Abstinence makes the heart grow fonder
Peter Smith | 15 February 2007
Did you give flowers on Valentine’s Day? Planning to give Easter eggs next month? (Maybe eat them if not give them?) Be warned: celebrations and vacations are increasingly the environmental campaigner’s hook to lecture us on our bad habits.
Noting that cut flowers for Valentine’s bouquets are increasingly imported to the UK, green campaigners have voiced concern over ‘flower miles’ applying the seemingly ever expanding ‘miles’ guestimations to our consumption habits. ‘Flower miles’ is a development of the more familiar ‘food miles’ concept, where environmentalists take the mileage food travels before it reaches the consumer as a broad indicator of its environmental ‘impact’ and argue we should only buy local or go without.
Leaving the dubious ‘miles’ concept to one side, it’s increasingly the case that any collective celebration or festivity is now presented by environmental campaigners as a period of immoral over-consumption.
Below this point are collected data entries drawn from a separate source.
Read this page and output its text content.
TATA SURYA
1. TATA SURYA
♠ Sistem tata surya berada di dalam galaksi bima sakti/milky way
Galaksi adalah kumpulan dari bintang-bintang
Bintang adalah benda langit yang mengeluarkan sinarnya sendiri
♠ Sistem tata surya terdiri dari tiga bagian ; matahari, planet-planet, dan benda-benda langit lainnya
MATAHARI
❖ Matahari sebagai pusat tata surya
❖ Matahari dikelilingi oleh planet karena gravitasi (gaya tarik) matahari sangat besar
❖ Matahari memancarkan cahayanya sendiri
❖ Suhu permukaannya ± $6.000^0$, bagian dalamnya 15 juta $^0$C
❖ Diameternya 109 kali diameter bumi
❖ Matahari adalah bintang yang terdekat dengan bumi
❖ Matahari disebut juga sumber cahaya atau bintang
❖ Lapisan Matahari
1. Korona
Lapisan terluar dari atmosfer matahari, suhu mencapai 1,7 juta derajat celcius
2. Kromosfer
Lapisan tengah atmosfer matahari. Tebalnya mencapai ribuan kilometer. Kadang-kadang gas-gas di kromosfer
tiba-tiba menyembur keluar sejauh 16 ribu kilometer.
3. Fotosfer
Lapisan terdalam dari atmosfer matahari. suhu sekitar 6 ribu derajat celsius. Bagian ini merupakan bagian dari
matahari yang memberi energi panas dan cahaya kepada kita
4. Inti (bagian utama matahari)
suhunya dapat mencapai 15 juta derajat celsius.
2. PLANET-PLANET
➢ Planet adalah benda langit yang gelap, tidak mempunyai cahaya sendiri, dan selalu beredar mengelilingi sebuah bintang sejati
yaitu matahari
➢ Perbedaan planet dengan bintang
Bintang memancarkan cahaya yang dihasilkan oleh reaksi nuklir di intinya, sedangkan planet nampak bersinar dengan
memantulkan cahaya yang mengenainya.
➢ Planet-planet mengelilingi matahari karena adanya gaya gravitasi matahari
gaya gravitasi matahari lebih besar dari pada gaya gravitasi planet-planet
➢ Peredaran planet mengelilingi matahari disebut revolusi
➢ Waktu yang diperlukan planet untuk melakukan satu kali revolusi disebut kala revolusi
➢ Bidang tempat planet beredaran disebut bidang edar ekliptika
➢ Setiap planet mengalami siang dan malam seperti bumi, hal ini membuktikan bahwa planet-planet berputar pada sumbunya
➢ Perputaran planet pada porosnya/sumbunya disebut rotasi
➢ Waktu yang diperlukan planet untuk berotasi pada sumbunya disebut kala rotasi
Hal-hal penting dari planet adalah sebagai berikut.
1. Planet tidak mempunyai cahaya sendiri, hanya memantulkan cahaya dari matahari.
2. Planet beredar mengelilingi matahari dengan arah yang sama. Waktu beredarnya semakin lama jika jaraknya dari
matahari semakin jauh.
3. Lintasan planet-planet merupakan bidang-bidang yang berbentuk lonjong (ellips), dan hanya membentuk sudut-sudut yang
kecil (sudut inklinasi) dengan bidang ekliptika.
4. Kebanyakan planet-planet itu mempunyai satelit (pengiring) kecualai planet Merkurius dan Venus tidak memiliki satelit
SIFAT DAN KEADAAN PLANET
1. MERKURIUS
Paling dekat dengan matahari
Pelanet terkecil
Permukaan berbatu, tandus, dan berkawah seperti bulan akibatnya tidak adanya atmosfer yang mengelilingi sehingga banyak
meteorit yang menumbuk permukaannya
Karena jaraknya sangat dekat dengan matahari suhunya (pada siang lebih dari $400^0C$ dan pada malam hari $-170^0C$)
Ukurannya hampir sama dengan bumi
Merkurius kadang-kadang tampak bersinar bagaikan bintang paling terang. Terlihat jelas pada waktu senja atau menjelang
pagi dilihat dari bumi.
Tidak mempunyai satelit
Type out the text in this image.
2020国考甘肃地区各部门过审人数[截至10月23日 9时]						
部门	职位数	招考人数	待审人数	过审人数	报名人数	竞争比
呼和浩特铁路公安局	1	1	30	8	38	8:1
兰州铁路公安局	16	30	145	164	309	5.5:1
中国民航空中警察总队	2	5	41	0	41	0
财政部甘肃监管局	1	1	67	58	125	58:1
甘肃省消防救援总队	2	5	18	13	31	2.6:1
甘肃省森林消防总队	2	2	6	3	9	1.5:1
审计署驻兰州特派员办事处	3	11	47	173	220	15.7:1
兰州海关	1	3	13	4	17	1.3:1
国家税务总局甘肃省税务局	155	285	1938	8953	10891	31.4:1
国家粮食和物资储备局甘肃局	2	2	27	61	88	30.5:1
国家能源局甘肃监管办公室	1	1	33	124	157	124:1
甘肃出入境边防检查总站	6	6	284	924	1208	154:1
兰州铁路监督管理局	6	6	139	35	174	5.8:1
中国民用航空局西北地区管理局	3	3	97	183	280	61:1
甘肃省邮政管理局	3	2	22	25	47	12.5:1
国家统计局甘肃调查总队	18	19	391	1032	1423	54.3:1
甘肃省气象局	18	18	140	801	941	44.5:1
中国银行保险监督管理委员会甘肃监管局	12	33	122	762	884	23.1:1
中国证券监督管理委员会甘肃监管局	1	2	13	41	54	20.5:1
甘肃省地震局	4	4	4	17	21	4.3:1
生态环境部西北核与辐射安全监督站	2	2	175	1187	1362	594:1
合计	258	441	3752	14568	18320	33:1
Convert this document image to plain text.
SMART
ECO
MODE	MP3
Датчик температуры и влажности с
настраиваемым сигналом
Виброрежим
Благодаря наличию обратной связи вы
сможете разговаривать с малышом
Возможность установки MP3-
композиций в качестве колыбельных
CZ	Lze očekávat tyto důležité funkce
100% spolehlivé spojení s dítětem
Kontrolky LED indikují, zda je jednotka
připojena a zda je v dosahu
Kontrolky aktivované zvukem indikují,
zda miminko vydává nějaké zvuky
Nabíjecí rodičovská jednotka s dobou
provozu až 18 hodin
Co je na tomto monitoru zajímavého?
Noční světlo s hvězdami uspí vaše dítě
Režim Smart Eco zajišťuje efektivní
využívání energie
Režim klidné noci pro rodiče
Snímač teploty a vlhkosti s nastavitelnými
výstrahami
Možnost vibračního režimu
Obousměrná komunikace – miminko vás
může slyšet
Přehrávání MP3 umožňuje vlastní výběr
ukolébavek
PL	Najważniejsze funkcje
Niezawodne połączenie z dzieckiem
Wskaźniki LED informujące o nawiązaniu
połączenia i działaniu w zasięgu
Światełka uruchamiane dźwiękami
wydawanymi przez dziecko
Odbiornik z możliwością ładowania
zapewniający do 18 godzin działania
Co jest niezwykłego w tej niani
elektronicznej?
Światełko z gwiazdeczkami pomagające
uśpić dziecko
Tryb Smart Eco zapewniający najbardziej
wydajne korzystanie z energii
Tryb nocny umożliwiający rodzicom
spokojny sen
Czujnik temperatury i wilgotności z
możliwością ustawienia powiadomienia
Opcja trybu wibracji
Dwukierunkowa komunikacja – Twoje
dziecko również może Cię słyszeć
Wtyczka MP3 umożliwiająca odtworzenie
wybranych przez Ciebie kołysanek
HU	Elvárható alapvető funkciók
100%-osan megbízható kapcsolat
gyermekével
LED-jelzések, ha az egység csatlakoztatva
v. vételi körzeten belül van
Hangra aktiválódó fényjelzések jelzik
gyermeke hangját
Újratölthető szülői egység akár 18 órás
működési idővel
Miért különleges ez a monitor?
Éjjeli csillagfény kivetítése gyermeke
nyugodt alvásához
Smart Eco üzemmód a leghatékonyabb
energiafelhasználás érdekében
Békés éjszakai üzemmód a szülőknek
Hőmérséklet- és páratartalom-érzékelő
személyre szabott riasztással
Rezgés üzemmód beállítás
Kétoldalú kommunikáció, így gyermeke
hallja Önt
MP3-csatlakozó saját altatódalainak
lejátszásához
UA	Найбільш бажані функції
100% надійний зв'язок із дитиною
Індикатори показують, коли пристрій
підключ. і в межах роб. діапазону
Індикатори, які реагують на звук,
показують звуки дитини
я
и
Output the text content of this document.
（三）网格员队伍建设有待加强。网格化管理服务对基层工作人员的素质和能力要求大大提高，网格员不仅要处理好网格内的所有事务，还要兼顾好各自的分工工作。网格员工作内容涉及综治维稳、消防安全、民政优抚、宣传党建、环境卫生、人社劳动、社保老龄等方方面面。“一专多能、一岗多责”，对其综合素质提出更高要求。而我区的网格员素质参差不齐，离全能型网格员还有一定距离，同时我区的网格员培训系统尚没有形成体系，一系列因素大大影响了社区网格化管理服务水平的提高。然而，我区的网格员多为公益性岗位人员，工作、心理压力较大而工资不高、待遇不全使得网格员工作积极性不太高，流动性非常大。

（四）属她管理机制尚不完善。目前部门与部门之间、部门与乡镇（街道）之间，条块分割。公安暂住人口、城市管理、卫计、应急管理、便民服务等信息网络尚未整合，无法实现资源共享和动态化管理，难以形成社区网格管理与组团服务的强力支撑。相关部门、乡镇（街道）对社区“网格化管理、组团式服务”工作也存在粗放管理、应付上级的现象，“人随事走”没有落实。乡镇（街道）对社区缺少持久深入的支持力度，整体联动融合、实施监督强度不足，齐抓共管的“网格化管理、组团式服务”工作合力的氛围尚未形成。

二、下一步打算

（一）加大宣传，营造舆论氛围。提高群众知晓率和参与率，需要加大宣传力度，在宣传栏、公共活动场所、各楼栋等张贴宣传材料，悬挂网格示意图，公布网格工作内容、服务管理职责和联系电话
Christmas is recast as gross over-indulgence, annual August vacations are planet-destroying, bank-holiday breaks in Europe are unsustainable and not even old Valentine’s Day is so innocent we’re told. Checking the calendar, no doubt Easter eggs (choco-miles?) will be next on the environmental hit list.
While the religious may bemoan the secularisation of many a celebration, for most of us these dates mean a little over-indulgence, a rest and some fun with family and friends. How natural and social. Precisely because these celebrations are public, what better opportunity for green campaigners to try and rein in the consumption of the masses?
Giving Easter eggs used to mark the end of Lent – the period of fasting and penitence – if environmental campaigners have their way, we’ll all soon be living in a permanent state of abstinence; frugal, no frills nor festivities. It’ll be a constant reminder of man’s original environmental sin – believing that we can defy nature.